Intervention de Marie-Suzanne le Quéau

Réunion du 9 juillet 2013 à 17h15
Commission d'enquête relative aux éventuels dysfonctionnements dans l'action du gouvernement et des services de l'État, entre le 4 décembre 2012 et le 2 avril 2013, dans la gestion d'une affaire qui a conduit à la démission d'un membre du gouvernement

Marie-Suzanne le Quéau, directrice des affaires criminelles et des grâces :

Le 6 décembre 2012, le directeur de cabinet en fonction à l'époque a transmis à ma direction la plainte déposée par M. Cahuzac sur le fondement que vous indiquez. Nous nous sommes rendu compte, à sa lecture, qu'elle était rédigée en termes confus. En effet, dès lors que M. Cahuzac et ses avocats déposaient plainte du chef de diffamation publique envers un particulier, l'article 32 de la loi du 29 juillet 1881 leur permettait de s'adresser au procureur de la République territorialement compétent.
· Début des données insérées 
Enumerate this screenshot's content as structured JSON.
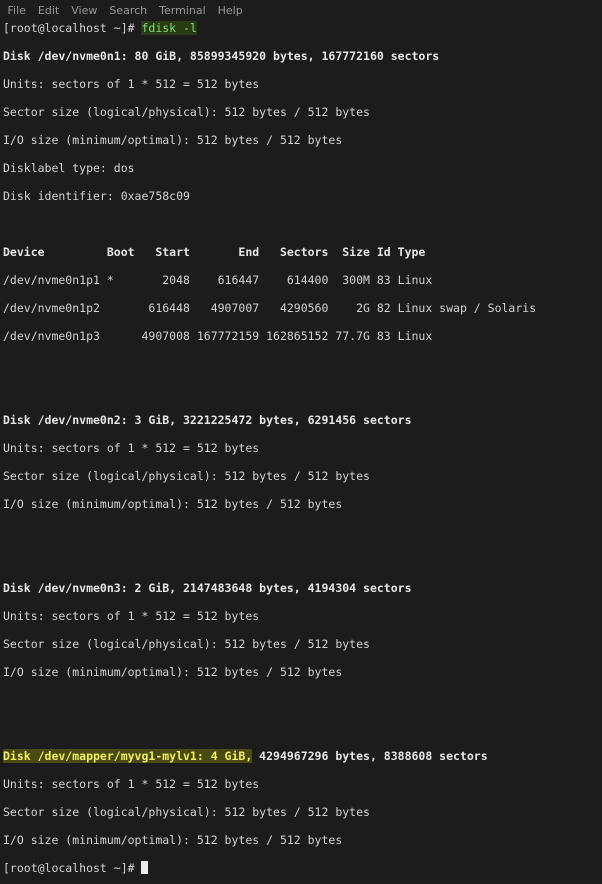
{
  "menu": [
    "File",
    "Edit",
    "View",
    "Search",
    "Terminal",
    "Help"
  ],
  "prompt": "[root@localhost ~]# ",
  "command": "fdisk -l",
  "disk1": {
    "header": "Disk /dev/nvme0n1: 80 GiB, 85899345920 bytes, 167772160 sectors",
    "units": "Units: sectors of 1 * 512 = 512 bytes",
    "sector": "Sector size (logical/physical): 512 bytes / 512 bytes",
    "io": "I/O size (minimum/optimal): 512 bytes / 512 bytes",
    "label": "Disklabel type: dos",
    "identifier": "Disk identifier: 0xae758c09",
    "table_header": "Device         Boot   Start       End   Sectors  Size Id Type",
    "rows": [
      "/dev/nvme0n1p1 *       2048    616447    614400  300M 83 Linux",
      "/dev/nvme0n1p2       616448   4907007   4290560    2G 82 Linux swap / Solaris",
      "/dev/nvme0n1p3      4907008 167772159 162865152 77.7G 83 Linux"
    ]
  },
  "disk2": {
    "header": "Disk /dev/nvme0n2: 3 GiB, 3221225472 bytes, 6291456 sectors",
    "units": "Units: sectors of 1 * 512 = 512 bytes",
    "sector": "Sector size (logical/physical): 512 bytes / 512 bytes",
    "io": "I/O size (minimum/optimal): 512 bytes / 512 bytes"
  },
  "disk3": {
    "header": "Disk /dev/nvme0n3: 2 GiB, 2147483648 bytes, 4194304 sectors",
    "units": "Units: sectors of 1 * 512 = 512 bytes",
    "sector": "Sector size (logical/physical): 512 bytes / 512 bytes",
    "io": "I/O size (minimum/optimal): 512 bytes / 512 bytes"
  },
  "disk4": {
    "header_highlighted": "Disk /dev/mapper/myvg1-mylv1: 4 GiB,",
    "header_rest": " 4294967296 bytes, 8388608 sectors",
    "units": "Units: sectors of 1 * 512 = 512 bytes",
    "sector": "Sector size (logical/physical): 512 bytes / 512 bytes",
    "io": "I/O size (minimum/optimal): 512 bytes / 512 bytes"
  },
  "colors": {
    "highlight": "#4a4a10",
    "command": "#7be07b",
    "background": "#1c1c1c"
  }
}
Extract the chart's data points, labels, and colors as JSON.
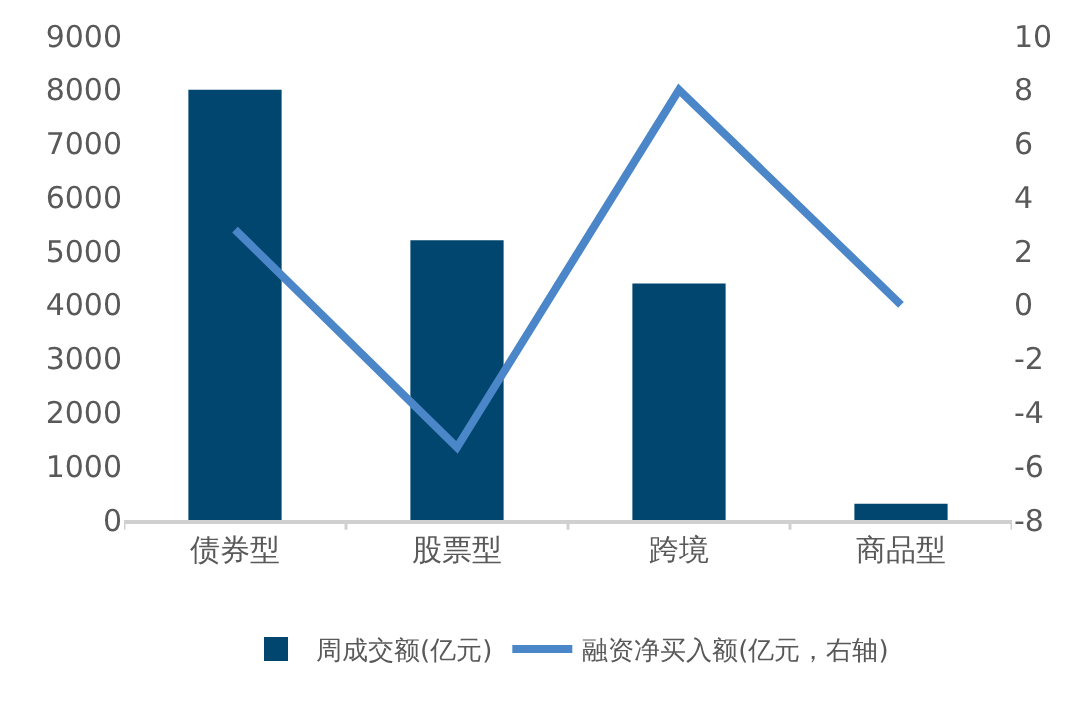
{
  "chart_data": {
    "type": "bar",
    "categories": [
      "债券型",
      "股票型",
      "跨境",
      "商品型"
    ],
    "series": [
      {
        "name": "周成交额(亿元)",
        "color": "#00466e",
        "values": [
          8000,
          5200,
          4400,
          300
        ]
      },
      {
        "name": "融资净买入额(亿元，右轴)",
        "type": "line",
        "axis": "y2",
        "color": "#4a86c8",
        "values": [
          2.8,
          -5.3,
          8,
          0
        ]
      }
    ],
    "ylim": [
      0,
      9000
    ],
    "yticks": [
      0,
      1000,
      2000,
      3000,
      4000,
      5000,
      6000,
      7000,
      8000,
      9000
    ],
    "y2lim": [
      -8,
      10
    ],
    "y2ticks": [
      -8,
      -6,
      -4,
      -2,
      0,
      2,
      4,
      6,
      8,
      10
    ],
    "grid": false,
    "legend": "bottom",
    "marker": "none",
    "line_style": "solid"
  }
}
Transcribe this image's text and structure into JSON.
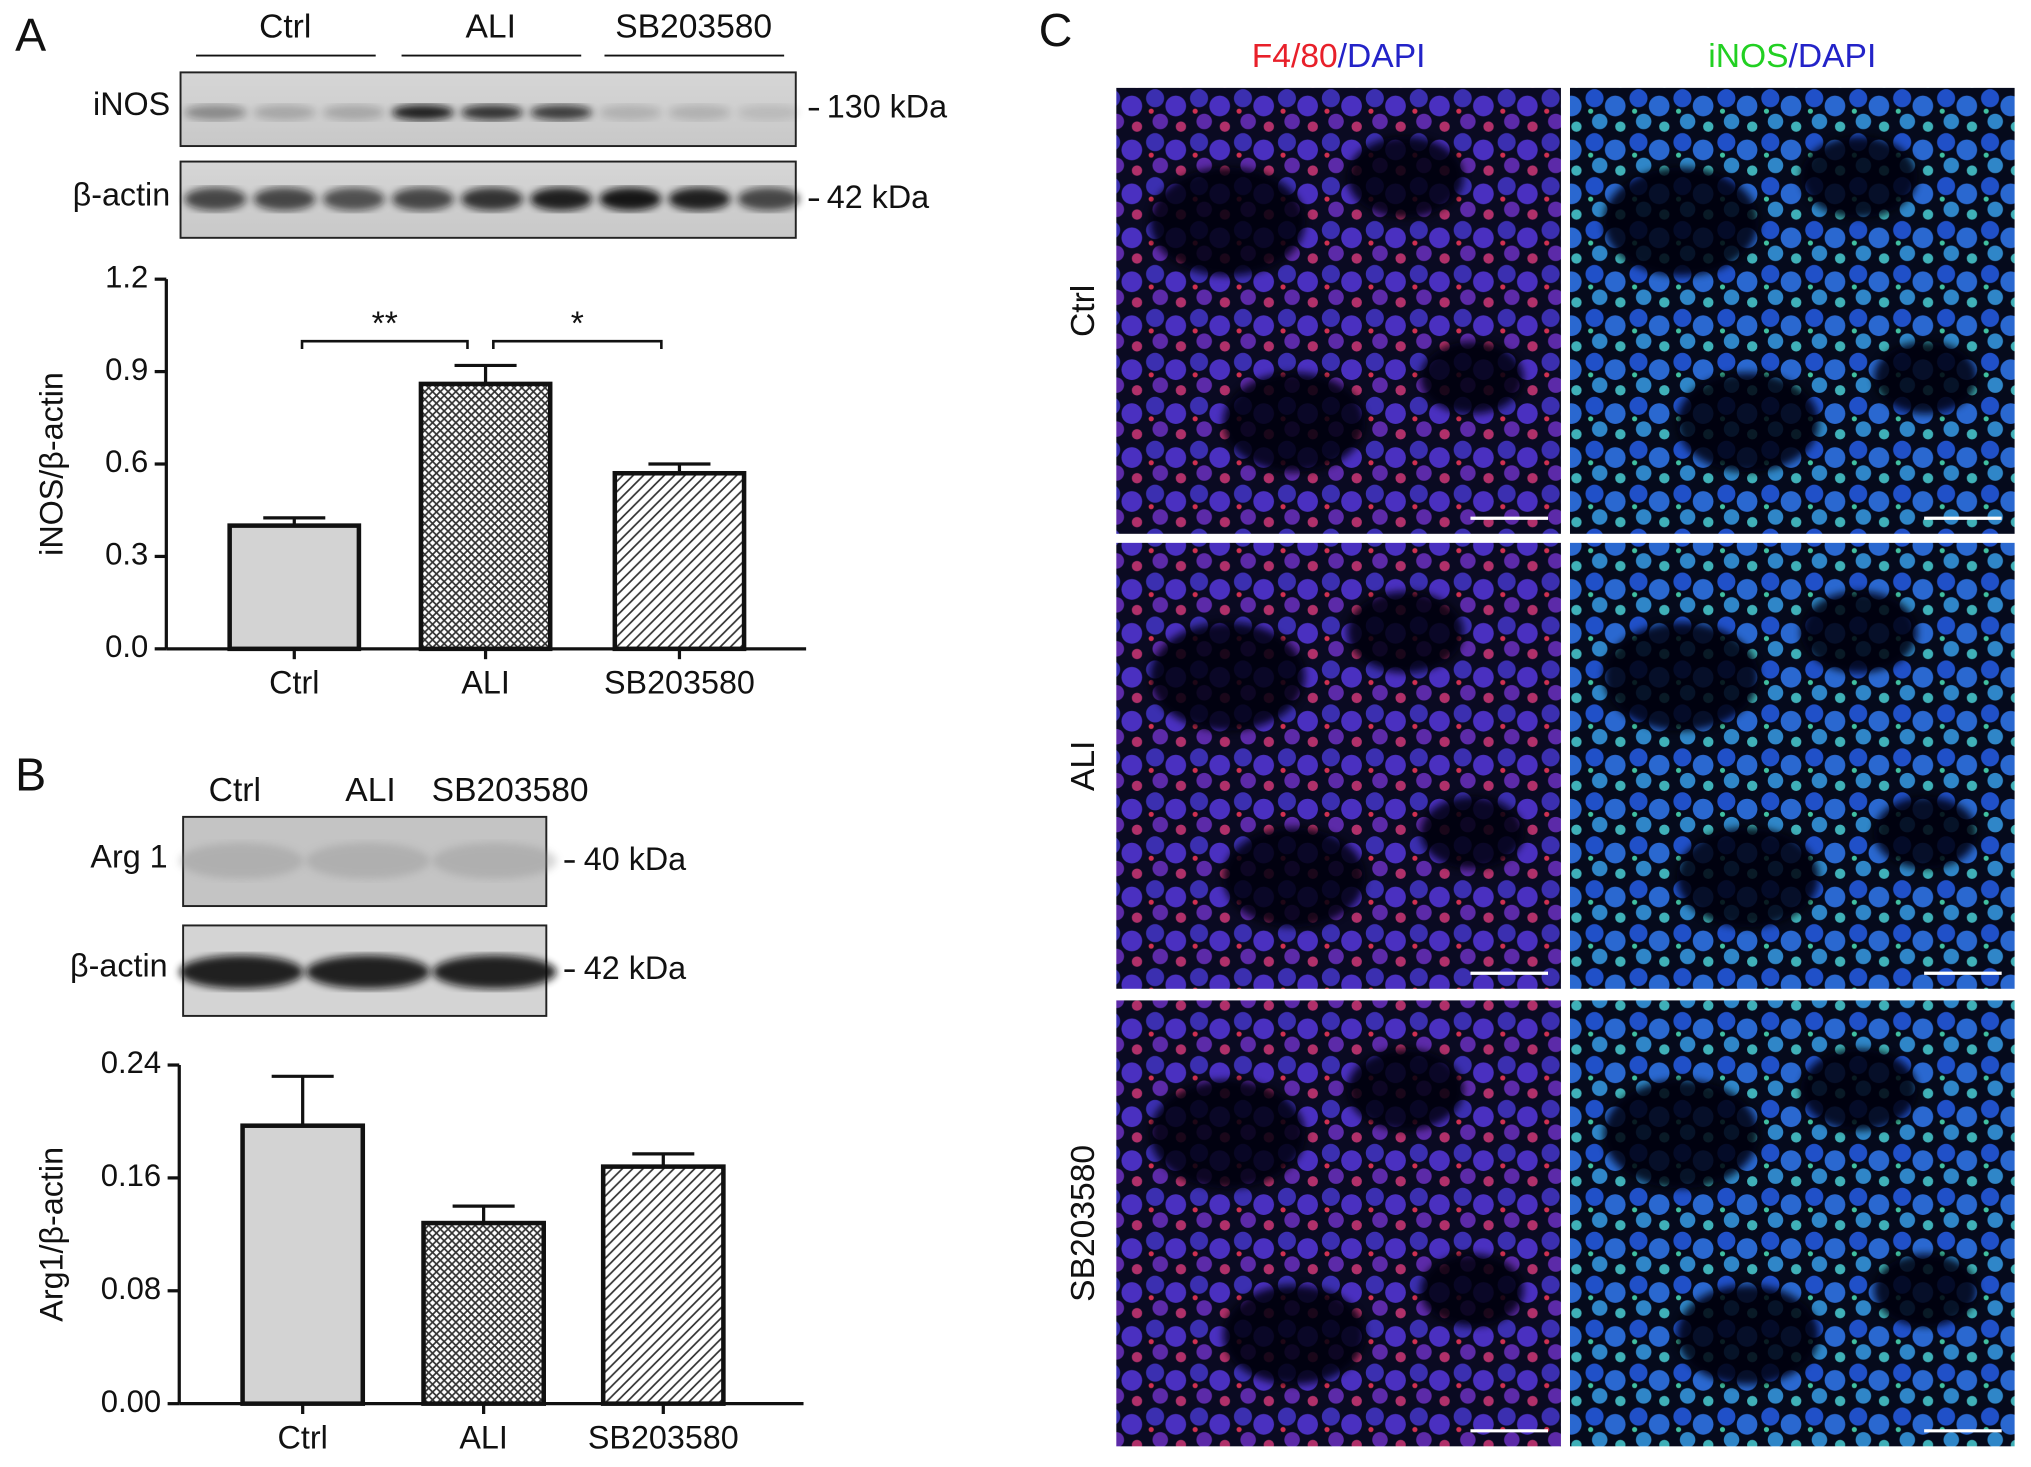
{
  "panels": {
    "a": "A",
    "b": "B",
    "c": "C"
  },
  "blot_a": {
    "lanes": [
      "Ctrl",
      "ALI",
      "SB203580"
    ],
    "rows": [
      {
        "label": "iNOS",
        "size": "130 kDa"
      },
      {
        "label": "β-actin",
        "size": "42 kDa"
      }
    ]
  },
  "blot_b": {
    "lanes": [
      "Ctrl",
      "ALI",
      "SB203580"
    ],
    "rows": [
      {
        "label": "Arg 1",
        "size": "40 kDa"
      },
      {
        "label": "β-actin",
        "size": "42 kDa"
      }
    ]
  },
  "microscopy": {
    "columns": [
      [
        {
          "text": "F4/80",
          "color": "#e8202a"
        },
        {
          "text": "/",
          "color": "#2323c8"
        },
        {
          "text": "DAPI",
          "color": "#2323c8"
        }
      ],
      [
        {
          "text": "iNOS",
          "color": "#22d022"
        },
        {
          "text": "/",
          "color": "#2323c8"
        },
        {
          "text": "DAPI",
          "color": "#2323c8"
        }
      ]
    ],
    "rows": [
      "Ctrl",
      "ALI",
      "SB203580"
    ]
  },
  "chart_data": [
    {
      "type": "bar",
      "ylabel": "iNOS/β-actin",
      "categories": [
        "Ctrl",
        "ALI",
        "SB203580"
      ],
      "values": [
        0.4,
        0.86,
        0.57
      ],
      "errors": [
        0.025,
        0.06,
        0.03
      ],
      "colors": [
        "#d3d3d3",
        "#ffffff",
        "#ffffff"
      ],
      "hatch": [
        "none",
        "cross",
        "diagonal"
      ],
      "ylim": [
        0,
        1.2
      ],
      "yticks": [
        {
          "value": 0,
          "label": "0.0"
        },
        0.3,
        0.6,
        0.9,
        1.2
      ],
      "annotations": [
        "**",
        "*"
      ]
    },
    {
      "type": "bar",
      "ylabel": "Arg1/β-actin",
      "categories": [
        "Ctrl",
        "ALI",
        "SB203580"
      ],
      "values": [
        0.197,
        0.128,
        0.168
      ],
      "errors": [
        0.035,
        0.012,
        0.009
      ],
      "colors": [
        "#d3d3d3",
        "#ffffff",
        "#ffffff"
      ],
      "hatch": [
        "none",
        "cross",
        "diagonal"
      ],
      "ylim": [
        0,
        0.24
      ],
      "yticks": [
        {
          "value": 0,
          "label": "0.00"
        },
        0.08,
        0.16,
        0.24
      ]
    }
  ]
}
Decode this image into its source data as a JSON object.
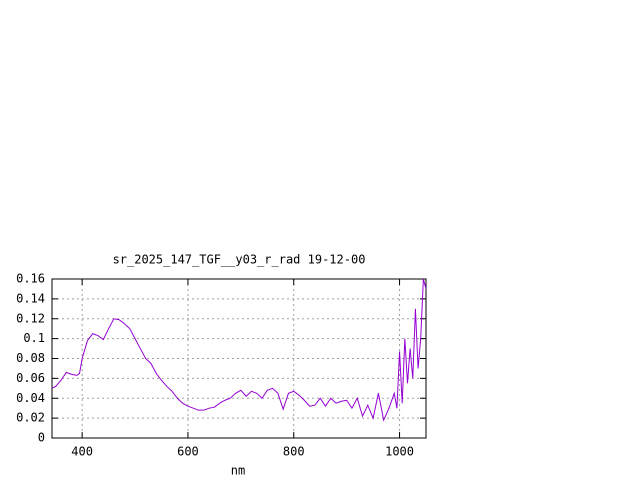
{
  "chart_data": {
    "type": "line",
    "title": "sr_2025_147_TGF__y03_r_rad 19-12-00",
    "x_label": "nm",
    "x": [
      343,
      350,
      360,
      370,
      380,
      390,
      395,
      400,
      410,
      420,
      430,
      440,
      450,
      460,
      470,
      480,
      490,
      500,
      510,
      520,
      530,
      540,
      550,
      560,
      570,
      580,
      590,
      600,
      610,
      620,
      630,
      640,
      650,
      660,
      670,
      680,
      690,
      700,
      710,
      720,
      730,
      740,
      750,
      760,
      770,
      780,
      790,
      800,
      810,
      820,
      830,
      840,
      850,
      860,
      870,
      880,
      890,
      900,
      910,
      920,
      930,
      940,
      950,
      960,
      970,
      980,
      990,
      995,
      1000,
      1005,
      1010,
      1015,
      1020,
      1025,
      1030,
      1035,
      1040,
      1045,
      1050
    ],
    "series": [
      {
        "name": "sr_2025_147_TGF__y03_r_rad",
        "color": "#9400d3",
        "values": [
          0.05,
          0.052,
          0.058,
          0.066,
          0.064,
          0.063,
          0.065,
          0.08,
          0.098,
          0.105,
          0.103,
          0.099,
          0.11,
          0.12,
          0.119,
          0.115,
          0.11,
          0.1,
          0.09,
          0.08,
          0.075,
          0.065,
          0.058,
          0.052,
          0.047,
          0.04,
          0.035,
          0.032,
          0.03,
          0.028,
          0.028,
          0.03,
          0.031,
          0.035,
          0.038,
          0.04,
          0.045,
          0.048,
          0.042,
          0.047,
          0.045,
          0.04,
          0.048,
          0.05,
          0.045,
          0.029,
          0.045,
          0.047,
          0.043,
          0.038,
          0.032,
          0.033,
          0.04,
          0.032,
          0.04,
          0.035,
          0.037,
          0.038,
          0.03,
          0.04,
          0.022,
          0.033,
          0.02,
          0.045,
          0.018,
          0.03,
          0.045,
          0.03,
          0.087,
          0.035,
          0.1,
          0.055,
          0.09,
          0.06,
          0.13,
          0.07,
          0.1,
          0.16,
          0.15
        ]
      }
    ],
    "xlim": [
      343,
      1050
    ],
    "ylim": [
      0,
      0.16
    ],
    "xticks": [
      400,
      600,
      800,
      1000
    ],
    "yticks": [
      0,
      0.02,
      0.04,
      0.06,
      0.08,
      0.1,
      0.12,
      0.14,
      0.16
    ],
    "grid": true
  }
}
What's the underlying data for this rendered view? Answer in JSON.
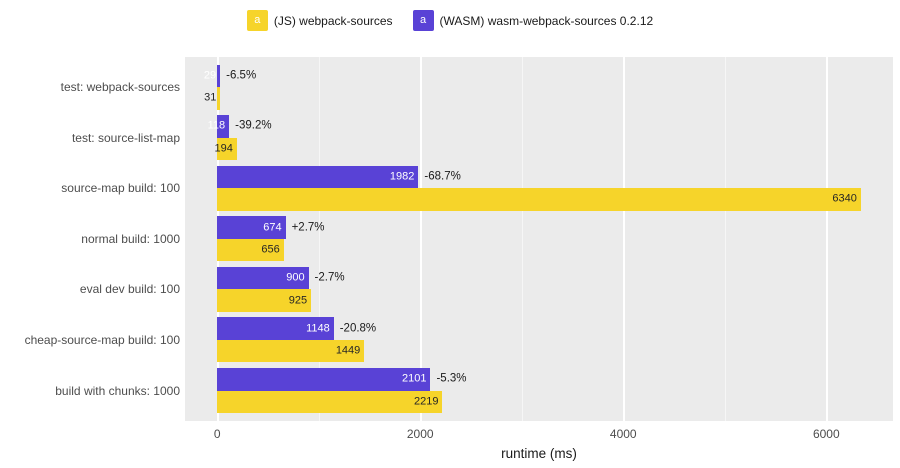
{
  "legend": {
    "key_glyph": "a",
    "items": [
      {
        "label": "(JS) webpack-sources",
        "color": "#f6d42a"
      },
      {
        "label": "(WASM) wasm-webpack-sources 0.2.12",
        "color": "#5942d6"
      }
    ]
  },
  "chart_data": {
    "type": "bar",
    "orientation": "horizontal",
    "title": "",
    "xlabel": "runtime (ms)",
    "categories": [
      "test: webpack-sources",
      "test: source-list-map",
      "source-map build: 100",
      "normal build: 1000",
      "eval dev build: 100",
      "cheap-source-map build: 100",
      "build with chunks: 1000"
    ],
    "series": [
      {
        "name": "(WASM) wasm-webpack-sources 0.2.12",
        "color": "#5942d6",
        "label_color": "#ffffff",
        "values": [
          29,
          118,
          1982,
          674,
          900,
          1148,
          2101
        ]
      },
      {
        "name": "(JS) webpack-sources",
        "color": "#f6d42a",
        "label_color": "#262626",
        "values": [
          31,
          194,
          6340,
          656,
          925,
          1449,
          2219
        ]
      }
    ],
    "delta_labels": [
      "-6.5%",
      "-39.2%",
      "-68.7%",
      "+2.7%",
      "-2.7%",
      "-20.8%",
      "-5.3%"
    ],
    "x_ticks": [
      0,
      2000,
      4000,
      6000
    ],
    "x_minor_ticks": [
      1000,
      3000,
      5000
    ],
    "x_domain": [
      -317,
      6657
    ],
    "xlim": [
      0,
      6657
    ],
    "panel_bg": "#ebebeb",
    "grid_color": "#ffffff",
    "legend_position": "top",
    "grid": true
  }
}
Mais ils ont eu recours à une autre règle procédurale, celle de l'article 48 1o bis de cette même loi, laquelle prévoit, pour les faits d'injure et de diffamation envers un membre du Gouvernement, que la plainte est adressée par le biais du ministre de la justice.

L'absence de clarté de la plainte nous a conduits à effectuer des recherches au sein de la Direction. Or, nous n'avons pas trouvé de jurisprudence excluant formellement le recours à l'article 48 en matière de diffamation publique commise envers un membre du Gouvernement pour des faits ne relevant pas de ses fonctions ministérielles.

Par ailleurs, si un ministre n'a pas de compétence liée en la matière, l'expérience montre que depuis plusieurs années, tous les ministres ont transmis au procureur général, pour le procureur de la République territorialement compétent, les plaintes qu'ils ont reçues sur le fondement du 1o bis de l'article 48. En effet, sans une transmission de la plainte, le ministre lui-même ne peut pas mettre en mouvement l'action publique, car il ne peut pas se constituer partie civile ni agir par voie de citation directe.

De surcroît, dans la mesure où la garde des sceaux a indiqué qu'elle n'interviendrait plus dans les affaires individuelles – et c'est le cas dans lequel nous nous trouvions –, la transmission s'imposait.

Cela étant, le procureur de la République, qui prend en charge l'action publique, n'a pas de compétence liée en la matière. Il peut choisir de classer le dossier comme d'ouvrir une enquête. En l'espèce, c'est ce dernier choix qui a été effectué, mais le procureur de Paris a requalifié les faits en diffamation publique envers un particulier et saisi la BRDP, sur la base d'un soit transmis détaillé, pour mener les investigations. D'ailleurs, lorsque les journalistes de Mediapart ont été entendus par les services enquêteurs, ils ne l'ont pas été sur le fondement de l'article 31, mais sur celui de l'article 32, c'est-à-dire sur le chef de diffamation publique envers un particulier.